Le secteur de la chimie et des matériaux est trois fois plus présent dans la région que dans le reste du pays. C'est ce qui ressort d'une étude évaluant les domaines technologiques stratégiques de la Nouvelle-Aquitaine. Et si la dynamique d'innovation est en bonne forme, l'économie régionale demeure bridée par un mal bien français : la défaillance à pouvoir industrialiser les technologies.
Maxime Giraudeau
Le secteur chimie-matériaux, illustré ici par l'eau de graphène de Carbon Waters, est celui qui compte le plus grand nombre d'acteurs économiques en Nouvelle-Aquitaine par rapport au niveau national.
Le secteur chimie-matériaux, illustré ici par l'eau de graphène de Carbon Waters, est celui qui compte le plus grand nombre d'acteurs économiques en Nouvelle-Aquitaine par rapport au niveau national. (Crédits : Agence APPA)

Alors qu'ils avaient présenté leur étude au président du conseil régional Alain Rousset le matin-même, Guilhem Pasquier et Antoine Achard revenaient sur une de leurs conclusions. "Avec la crise, on se pose la question de la capacité des territoires à produire industriellement." "On sait inventer des technologies innovantes et sympathiques, mais derrière, il n'y a personne pour industrialiser", lançaient-ils l'un après l'autre.

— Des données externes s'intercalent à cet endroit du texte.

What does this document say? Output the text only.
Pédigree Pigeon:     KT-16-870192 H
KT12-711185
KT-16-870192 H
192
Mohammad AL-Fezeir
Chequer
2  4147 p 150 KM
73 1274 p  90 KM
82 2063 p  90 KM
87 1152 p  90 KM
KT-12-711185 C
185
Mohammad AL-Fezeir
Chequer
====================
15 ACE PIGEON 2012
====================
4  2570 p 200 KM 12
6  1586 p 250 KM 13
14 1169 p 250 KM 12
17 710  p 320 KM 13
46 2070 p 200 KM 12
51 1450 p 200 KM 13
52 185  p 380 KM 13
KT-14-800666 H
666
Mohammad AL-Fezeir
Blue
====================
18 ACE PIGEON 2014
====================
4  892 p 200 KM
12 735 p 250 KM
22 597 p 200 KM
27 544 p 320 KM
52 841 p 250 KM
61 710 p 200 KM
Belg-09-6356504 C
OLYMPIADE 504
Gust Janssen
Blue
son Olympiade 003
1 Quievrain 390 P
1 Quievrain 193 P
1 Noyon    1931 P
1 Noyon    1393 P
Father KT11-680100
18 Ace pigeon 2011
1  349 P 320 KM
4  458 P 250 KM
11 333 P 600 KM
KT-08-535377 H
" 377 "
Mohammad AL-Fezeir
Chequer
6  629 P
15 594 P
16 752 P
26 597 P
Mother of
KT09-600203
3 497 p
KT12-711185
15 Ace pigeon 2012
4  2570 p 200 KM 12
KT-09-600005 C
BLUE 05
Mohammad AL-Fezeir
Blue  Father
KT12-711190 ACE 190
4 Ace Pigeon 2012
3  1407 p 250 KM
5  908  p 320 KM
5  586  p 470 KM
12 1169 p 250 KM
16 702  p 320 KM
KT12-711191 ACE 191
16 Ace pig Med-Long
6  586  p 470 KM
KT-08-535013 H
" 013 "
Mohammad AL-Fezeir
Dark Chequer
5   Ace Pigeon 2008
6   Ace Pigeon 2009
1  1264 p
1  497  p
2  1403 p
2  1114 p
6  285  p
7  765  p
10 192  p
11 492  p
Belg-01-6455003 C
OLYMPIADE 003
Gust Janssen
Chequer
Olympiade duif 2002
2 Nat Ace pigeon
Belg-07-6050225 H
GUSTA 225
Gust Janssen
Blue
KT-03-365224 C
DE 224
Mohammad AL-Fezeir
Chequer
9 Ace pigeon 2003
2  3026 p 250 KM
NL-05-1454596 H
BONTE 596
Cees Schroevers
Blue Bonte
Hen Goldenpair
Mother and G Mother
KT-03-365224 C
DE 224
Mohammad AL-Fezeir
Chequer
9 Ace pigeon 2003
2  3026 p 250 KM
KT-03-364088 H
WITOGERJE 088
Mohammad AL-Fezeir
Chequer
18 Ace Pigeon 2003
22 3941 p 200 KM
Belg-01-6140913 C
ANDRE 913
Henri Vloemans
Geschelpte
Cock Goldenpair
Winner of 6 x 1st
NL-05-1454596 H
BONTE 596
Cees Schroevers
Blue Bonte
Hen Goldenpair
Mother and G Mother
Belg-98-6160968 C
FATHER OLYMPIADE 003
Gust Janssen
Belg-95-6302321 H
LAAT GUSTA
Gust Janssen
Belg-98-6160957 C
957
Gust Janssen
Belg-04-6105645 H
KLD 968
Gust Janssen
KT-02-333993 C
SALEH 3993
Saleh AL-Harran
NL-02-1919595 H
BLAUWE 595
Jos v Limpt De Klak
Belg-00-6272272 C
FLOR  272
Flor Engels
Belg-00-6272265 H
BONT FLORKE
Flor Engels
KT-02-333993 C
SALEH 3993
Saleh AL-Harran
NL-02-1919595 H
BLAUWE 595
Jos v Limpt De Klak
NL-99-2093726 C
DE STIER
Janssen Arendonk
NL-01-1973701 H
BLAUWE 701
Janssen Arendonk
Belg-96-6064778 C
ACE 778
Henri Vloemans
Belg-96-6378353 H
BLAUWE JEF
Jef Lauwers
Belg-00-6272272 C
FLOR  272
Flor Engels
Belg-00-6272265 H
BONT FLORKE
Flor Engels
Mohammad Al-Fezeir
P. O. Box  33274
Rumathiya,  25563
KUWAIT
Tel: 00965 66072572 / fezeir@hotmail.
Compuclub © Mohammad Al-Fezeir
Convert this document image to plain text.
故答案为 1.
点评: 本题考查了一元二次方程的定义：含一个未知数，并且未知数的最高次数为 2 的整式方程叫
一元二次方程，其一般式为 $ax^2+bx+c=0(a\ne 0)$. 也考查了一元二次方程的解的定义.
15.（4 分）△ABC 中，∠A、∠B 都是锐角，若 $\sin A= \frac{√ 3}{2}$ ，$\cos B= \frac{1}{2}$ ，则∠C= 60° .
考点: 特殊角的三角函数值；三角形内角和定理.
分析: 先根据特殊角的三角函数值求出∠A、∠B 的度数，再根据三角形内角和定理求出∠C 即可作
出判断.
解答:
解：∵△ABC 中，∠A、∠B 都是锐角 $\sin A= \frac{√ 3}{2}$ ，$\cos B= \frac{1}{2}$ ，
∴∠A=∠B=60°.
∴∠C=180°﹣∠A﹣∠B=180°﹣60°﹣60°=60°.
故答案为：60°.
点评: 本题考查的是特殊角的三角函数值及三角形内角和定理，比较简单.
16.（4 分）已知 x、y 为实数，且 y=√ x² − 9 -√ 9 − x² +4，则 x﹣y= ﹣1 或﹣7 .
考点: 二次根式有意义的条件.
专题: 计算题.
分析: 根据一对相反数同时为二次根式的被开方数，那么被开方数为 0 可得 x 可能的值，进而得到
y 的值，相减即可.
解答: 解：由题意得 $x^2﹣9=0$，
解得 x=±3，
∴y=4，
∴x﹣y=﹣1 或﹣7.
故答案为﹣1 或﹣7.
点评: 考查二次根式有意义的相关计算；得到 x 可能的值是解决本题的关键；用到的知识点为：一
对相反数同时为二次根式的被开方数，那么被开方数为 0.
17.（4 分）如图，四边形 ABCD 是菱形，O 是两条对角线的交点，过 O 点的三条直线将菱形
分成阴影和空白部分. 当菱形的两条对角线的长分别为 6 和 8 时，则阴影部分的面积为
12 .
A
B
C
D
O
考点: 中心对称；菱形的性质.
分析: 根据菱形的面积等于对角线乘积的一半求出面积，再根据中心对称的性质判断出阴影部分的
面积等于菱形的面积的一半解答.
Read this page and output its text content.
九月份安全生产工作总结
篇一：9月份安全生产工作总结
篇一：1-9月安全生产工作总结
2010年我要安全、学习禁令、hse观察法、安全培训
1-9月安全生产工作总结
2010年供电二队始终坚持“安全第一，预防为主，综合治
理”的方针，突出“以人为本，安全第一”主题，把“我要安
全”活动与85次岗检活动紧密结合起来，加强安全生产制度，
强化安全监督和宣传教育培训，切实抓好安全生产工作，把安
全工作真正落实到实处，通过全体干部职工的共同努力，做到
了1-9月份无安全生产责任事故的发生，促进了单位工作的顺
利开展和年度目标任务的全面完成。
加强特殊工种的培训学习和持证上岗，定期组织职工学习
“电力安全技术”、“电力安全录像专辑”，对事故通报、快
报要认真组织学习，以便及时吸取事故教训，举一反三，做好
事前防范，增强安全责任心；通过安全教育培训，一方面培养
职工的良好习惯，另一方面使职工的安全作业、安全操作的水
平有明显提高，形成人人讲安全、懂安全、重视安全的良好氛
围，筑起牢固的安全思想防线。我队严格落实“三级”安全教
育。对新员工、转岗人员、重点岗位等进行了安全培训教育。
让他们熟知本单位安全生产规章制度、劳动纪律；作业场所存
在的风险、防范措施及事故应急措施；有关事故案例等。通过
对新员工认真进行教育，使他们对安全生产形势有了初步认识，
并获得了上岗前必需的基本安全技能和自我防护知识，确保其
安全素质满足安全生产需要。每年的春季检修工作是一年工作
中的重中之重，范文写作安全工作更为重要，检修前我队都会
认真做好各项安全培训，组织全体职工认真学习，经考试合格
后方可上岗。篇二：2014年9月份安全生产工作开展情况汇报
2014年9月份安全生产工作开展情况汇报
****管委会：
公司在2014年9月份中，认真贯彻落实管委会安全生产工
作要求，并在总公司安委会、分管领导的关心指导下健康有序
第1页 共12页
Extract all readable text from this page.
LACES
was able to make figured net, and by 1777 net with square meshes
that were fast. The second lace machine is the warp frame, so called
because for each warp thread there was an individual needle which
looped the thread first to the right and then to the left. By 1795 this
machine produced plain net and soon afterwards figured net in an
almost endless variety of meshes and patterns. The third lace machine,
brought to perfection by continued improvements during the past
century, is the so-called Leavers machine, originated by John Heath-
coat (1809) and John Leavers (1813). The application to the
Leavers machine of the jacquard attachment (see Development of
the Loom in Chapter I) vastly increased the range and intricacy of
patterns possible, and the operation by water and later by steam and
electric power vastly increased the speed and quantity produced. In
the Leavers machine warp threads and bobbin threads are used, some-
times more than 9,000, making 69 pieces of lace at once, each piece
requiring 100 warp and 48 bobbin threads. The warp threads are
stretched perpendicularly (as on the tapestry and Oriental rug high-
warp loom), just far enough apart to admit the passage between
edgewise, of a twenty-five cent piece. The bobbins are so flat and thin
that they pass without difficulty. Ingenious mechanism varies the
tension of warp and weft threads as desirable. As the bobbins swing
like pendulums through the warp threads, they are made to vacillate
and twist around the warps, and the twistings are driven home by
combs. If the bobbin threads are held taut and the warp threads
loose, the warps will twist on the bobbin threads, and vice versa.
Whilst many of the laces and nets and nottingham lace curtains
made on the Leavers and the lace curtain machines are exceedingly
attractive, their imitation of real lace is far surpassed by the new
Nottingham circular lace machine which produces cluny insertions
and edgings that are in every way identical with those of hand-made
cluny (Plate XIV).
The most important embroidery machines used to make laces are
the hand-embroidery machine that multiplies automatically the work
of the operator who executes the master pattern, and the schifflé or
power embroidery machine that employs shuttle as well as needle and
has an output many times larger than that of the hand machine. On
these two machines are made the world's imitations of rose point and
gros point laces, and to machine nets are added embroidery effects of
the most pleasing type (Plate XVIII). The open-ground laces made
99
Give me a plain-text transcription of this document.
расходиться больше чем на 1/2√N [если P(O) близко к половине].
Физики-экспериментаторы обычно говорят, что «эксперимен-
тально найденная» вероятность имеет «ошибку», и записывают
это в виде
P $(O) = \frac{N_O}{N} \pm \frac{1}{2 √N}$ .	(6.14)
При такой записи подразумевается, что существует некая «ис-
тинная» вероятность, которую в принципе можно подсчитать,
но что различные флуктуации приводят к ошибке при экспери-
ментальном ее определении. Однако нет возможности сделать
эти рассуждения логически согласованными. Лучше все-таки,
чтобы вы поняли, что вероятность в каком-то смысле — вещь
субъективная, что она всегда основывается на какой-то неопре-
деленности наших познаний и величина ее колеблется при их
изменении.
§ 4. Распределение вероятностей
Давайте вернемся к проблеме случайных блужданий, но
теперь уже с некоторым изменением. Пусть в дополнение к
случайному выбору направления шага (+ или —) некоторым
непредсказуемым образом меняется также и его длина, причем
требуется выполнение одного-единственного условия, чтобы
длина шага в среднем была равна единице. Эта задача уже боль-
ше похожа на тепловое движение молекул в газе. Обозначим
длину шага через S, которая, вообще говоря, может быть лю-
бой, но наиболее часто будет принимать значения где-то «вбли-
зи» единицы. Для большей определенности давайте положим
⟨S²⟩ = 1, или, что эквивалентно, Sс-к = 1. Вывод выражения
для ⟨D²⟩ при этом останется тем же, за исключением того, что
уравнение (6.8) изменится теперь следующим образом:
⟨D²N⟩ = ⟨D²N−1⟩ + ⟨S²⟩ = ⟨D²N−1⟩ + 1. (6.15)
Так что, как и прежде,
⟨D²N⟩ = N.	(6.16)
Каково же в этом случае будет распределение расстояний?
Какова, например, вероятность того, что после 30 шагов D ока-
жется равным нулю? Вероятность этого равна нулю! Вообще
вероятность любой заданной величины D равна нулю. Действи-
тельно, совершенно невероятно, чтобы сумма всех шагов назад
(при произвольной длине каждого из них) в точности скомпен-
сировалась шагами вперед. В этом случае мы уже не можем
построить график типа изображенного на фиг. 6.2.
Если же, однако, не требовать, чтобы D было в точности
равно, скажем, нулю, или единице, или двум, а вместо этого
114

Les deux auteurs de l'étude sur les domaines technologiques régionaux émettent ce constat qui peut résumer en substance leur travail, mêlant enquête qualitative et quantitative. La faible capacité à déployer l'innovation dans des productions à grande échelle ? "C'est ressorti tout le temps dans les entretiens", souffle Antoine Achard. L'échec est caractéristique du pays tout entier, bien au-delà des frontières néo-aquitaines, mais le ras-le-bol exprimé par l'écosystème est cinglant.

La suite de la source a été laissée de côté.